The PGA currently uses AWS for their computing environment and opted to continue using AWS to build the consumer data platform. The first step was to prioritize the data sources that would ultimately populate the data warehouse. These sources were then ingested in raw form into Amazon S3, AWS’s Simple Storage Service. S3 serves as a data lake, a place to store raw, unstructured data from all ingested source systems. To bring together these varying data sources, CapTech implemented different patterns for the use-cases using Appflow, webhooks, Lambdas, and JDBC connections through AWS Glue.
From there, the data went through validation and initial cleaning, a minimal process to standardize email and phone number formats while dropping null values. Data that did not pass validation requirements was sent to “quarantine,” where it would be stored but not included in the data warehouse.
Once trusted data was identified, extensive transformation was done using AWS Glue before loading into the data warehouse.
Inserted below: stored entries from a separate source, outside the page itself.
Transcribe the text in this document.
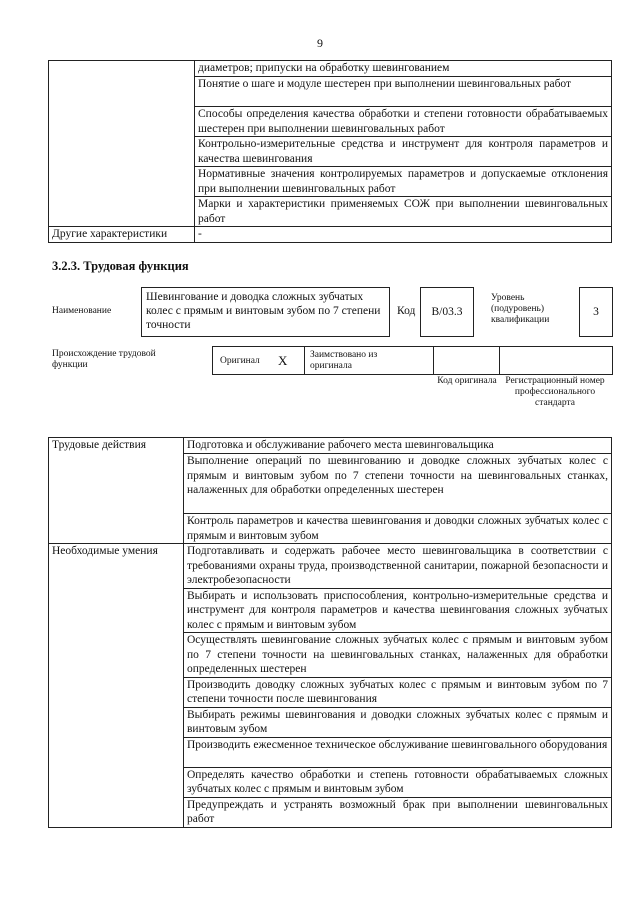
9
	диаметров; припуски на обработку шевингованием
	Понятие о шаге и модуле шестерен при выполнении шевинговальных работ
	Способы определения качества обработки и степени готовности обрабатываемых шестерен при выполнении шевинговальных работ
	Контрольно-измерительные средства и инструмент для контроля параметров и качества шевингования
	Нормативные значения контролируемых параметров и допускаемые отклонения при выполнении шевинговальных работ
	Марки и характеристики применяемых СОЖ при выполнении шевинговальных работ
Другие характеристики	-
3.2.3. Трудовая функция
Наименование
Шевингование и доводка сложных зубчатых колес с прямым и винтовым зубом по 7 степени точности
Код	B/03.3
Уровень (подуровень) квалификации
3
Происхождение трудовой функции	Оригинал X Заимствовано из оригинала
Код оригинала Регистрационный номер профессионального стандарта
Трудовые действия	Подготовка и обслуживание рабочего места шевинговальщика
	Выполнение операций по шевингованию и доводке сложных зубчатых колес с прямым и винтовым зубом по 7 степени точности на шевинговальных станках, налаженных для обработки определенных шестерен
	Контроль параметров и качества шевингования и доводки сложных зубчатых колес с прямым и винтовым зубом
Необходимые умения	Подготавливать и содержать рабочее место шевинговальщика в соответствии с требованиями охраны труда, производственной санитарии, пожарной безопасности и электробезопасности
	Выбирать и использовать приспособления, контрольно-измерительные средства и инструмент для контроля параметров и качества шевингования сложных зубчатых колес с прямым и винтовым зубом
	Осуществлять шевингование сложных зубчатых колес с прямым и винтовым зубом по 7 степени точности на шевинговальных станках, налаженных для обработки определенных шестерен
	Производить доводку сложных зубчатых колес с прямым и винтовым зубом по 7 степени точности после шевингования
	Выбирать режимы шевингования и доводки сложных зубчатых колес с прямым и винтовым зубом
	Производить ежесменное техническое обслуживание шевинговального оборудования
	Определять качество обработки и степень готовности обрабатываемых сложных зубчатых колес с прямым и винтовым зубом
	Предупреждать и устранять возможный брак при выполнении шевинговальных работ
Due to the number of sources, the data needed to be joined, unjoined, and manipulated to match the tables and data types of the target system for a successful data load. This process was based upon an Entity Relationship Diagram (ERD), which is a means of visualizing the schema of a relational database. End-users can then use the ERD to gain an understanding of the tables, fields, and datatypes within the data warehouse to write SQL queries for their analytical efforts.
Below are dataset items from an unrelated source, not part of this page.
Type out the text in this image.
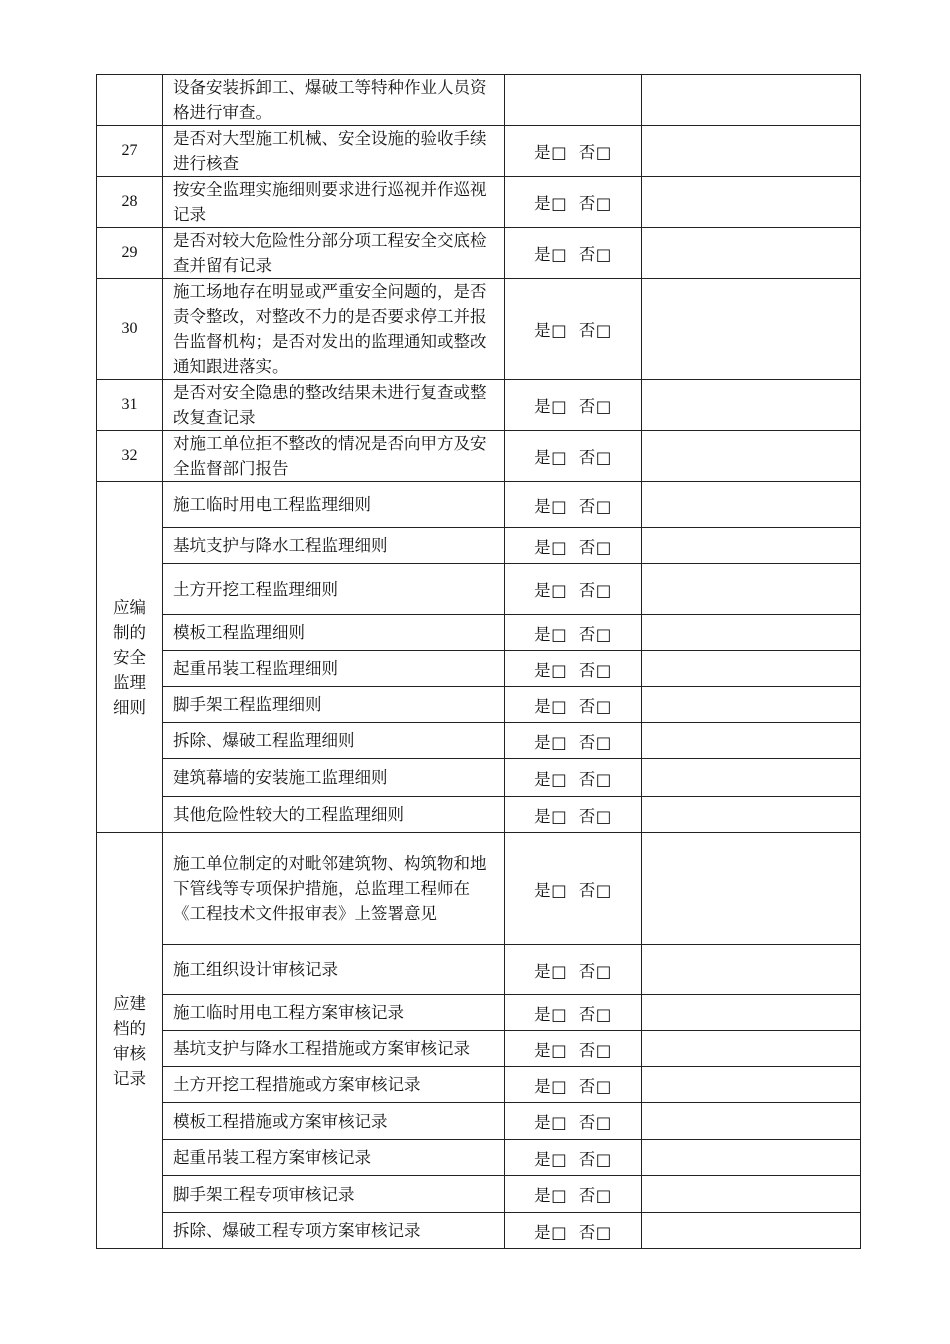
	设备安装拆卸工、爆破工等特种作业人员资格进行审查。		
27	是否对大型施工机械、安全设施的验收手续进行核查	是□ 否□	
28	按安全监理实施细则要求进行巡视并作巡视记录	是□ 否□	
29	是否对较大危险性分部分项工程安全交底检查并留有记录	是□ 否□	
30	施工场地存在明显或严重安全问题的，是否责令整改，对整改不力的是否要求停工并报告监督机构；是否对发出的监理通知或整改通知跟进落实。	是□ 否□	
31	是否对安全隐患的整改结果未进行复查或整改复查记录	是□ 否□	
32	对施工单位拒不整改的情况是否向甲方及安全监督部门报告	是□ 否□	
应编制的安全监理细则	施工临时用电工程监理细则	是□ 否□	
	基坑支护与降水工程监理细则	是□ 否□	
	土方开挖工程监理细则	是□ 否□	
	模板工程监理细则	是□ 否□	
	起重吊装工程监理细则	是□ 否□	
	脚手架工程监理细则	是□ 否□	
	拆除、爆破工程监理细则	是□ 否□	
	建筑幕墙的安装施工监理细则	是□ 否□	
	其他危险性较大的工程监理细则	是□ 否□	
应建档的审核记录	施工单位制定的对毗邻建筑物、构筑物和地下管线等专项保护措施，总监理工程师在《工程技术文件报审表》上签署意见	是□ 否□	
	施工组织设计审核记录	是□ 否□	
	施工临时用电工程方案审核记录	是□ 否□	
	基坑支护与降水工程措施或方案审核记录	是□ 否□	
	土方开挖工程措施或方案审核记录	是□ 否□	
	模板工程措施或方案审核记录	是□ 否□	
	起重吊装工程方案审核记录	是□ 否□	
	脚手架工程专项审核记录	是□ 否□	
	拆除、爆破工程专项方案审核记录	是□ 否□	
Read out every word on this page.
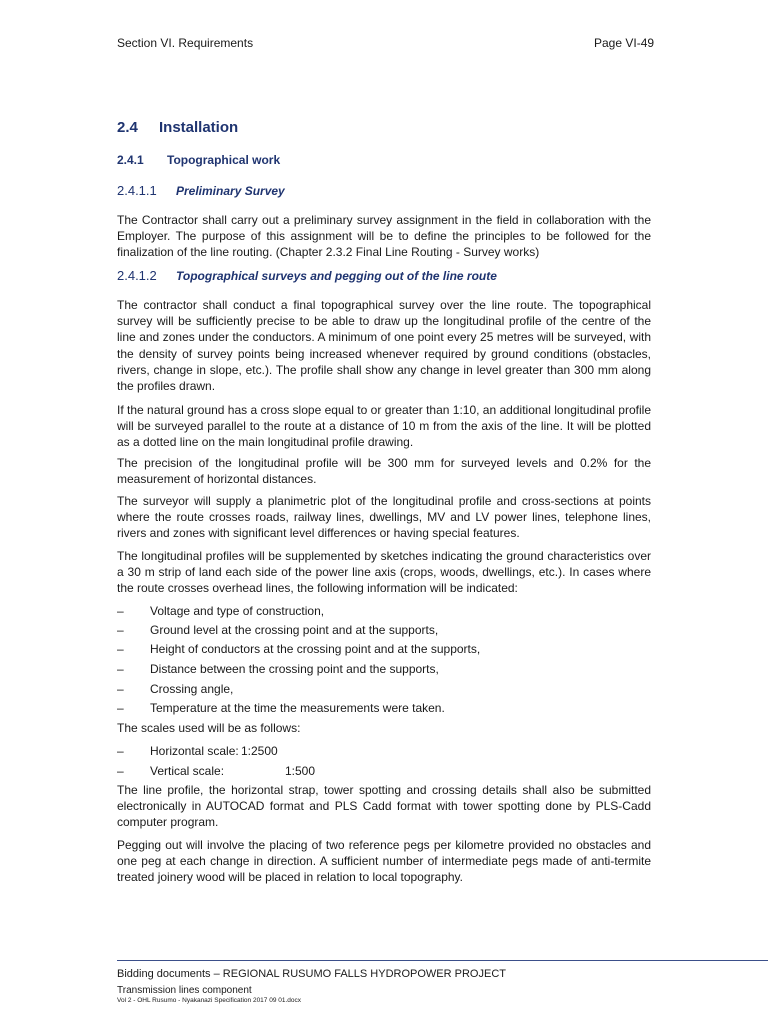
Section VI. Requirements	Page VI-49
2.4 Installation
2.4.1 Topographical work
2.4.1.1 Preliminary Survey
The Contractor shall carry out a preliminary survey assignment in the field in collaboration with the Employer. The purpose of this assignment will be to define the principles to be followed for the finalization of the line routing. (Chapter 2.3.2 Final Line Routing - Survey works)
2.4.1.2 Topographical surveys and pegging out of the line route
The contractor shall conduct a final topographical survey over the line route. The topographical survey will be sufficiently precise to be able to draw up the longitudinal profile of the centre of the line and zones under the conductors. A minimum of one point every 25 metres will be surveyed, with the density of survey points being increased whenever required by ground conditions (obstacles, rivers, change in slope, etc.). The profile shall show any change in level greater than 300 mm along the profiles drawn.
If the natural ground has a cross slope equal to or greater than 1:10, an additional longitudinal profile will be surveyed parallel to the route at a distance of 10 m from the axis of the line. It will be plotted as a dotted line on the main longitudinal profile drawing.
The precision of the longitudinal profile will be 300 mm for surveyed levels and 0.2% for the measurement of horizontal distances.
The surveyor will supply a planimetric plot of the longitudinal profile and cross-sections at points where the route crosses roads, railway lines, dwellings, MV and LV power lines, telephone lines, rivers and zones with significant level differences or having special features.
The longitudinal profiles will be supplemented by sketches indicating the ground characteristics over a 30 m strip of land each side of the power line axis (crops, woods, dwellings, etc.). In cases where the route crosses overhead lines, the following information will be indicated:
– Voltage and type of construction,
– Ground level at the crossing point and at the supports,
– Height of conductors at the crossing point and at the supports,
– Distance between the crossing point and the supports,
– Crossing angle,
– Temperature at the time the measurements were taken.
The scales used will be as follows:
– Horizontal scale: 1:2500
– Vertical scale:	1:500
The line profile, the horizontal strap, tower spotting and crossing details shall also be submitted electronically in AUTOCAD format and PLS Cadd format with tower spotting done by PLS-Cadd computer program.
Pegging out will involve the placing of two reference pegs per kilometre provided no obstacles and one peg at each change in direction. A sufficient number of intermediate pegs made of anti-termite treated joinery wood will be placed in relation to local topography.
Bidding documents – REGIONAL RUSUMO FALLS HYDROPOWER PROJECT
Transmission lines component
Vol 2 - OHL Rusumo - Nyakanazi Specification 2017 09 01.docx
The new PGA Consumer Data Mesh environment is built to be scalable for any number and formats of endpoints. Foundationally, enriched consumer data is persisted into a structured data mart built on AWS Redshift. PGA’s technical and operations teams can access unstructured, but validated and enriched data directly in S3 via AWS Athena. Finally, CapTech implemented a direct file ingestion framework for integration into the PGA’s Marketing Technology stack.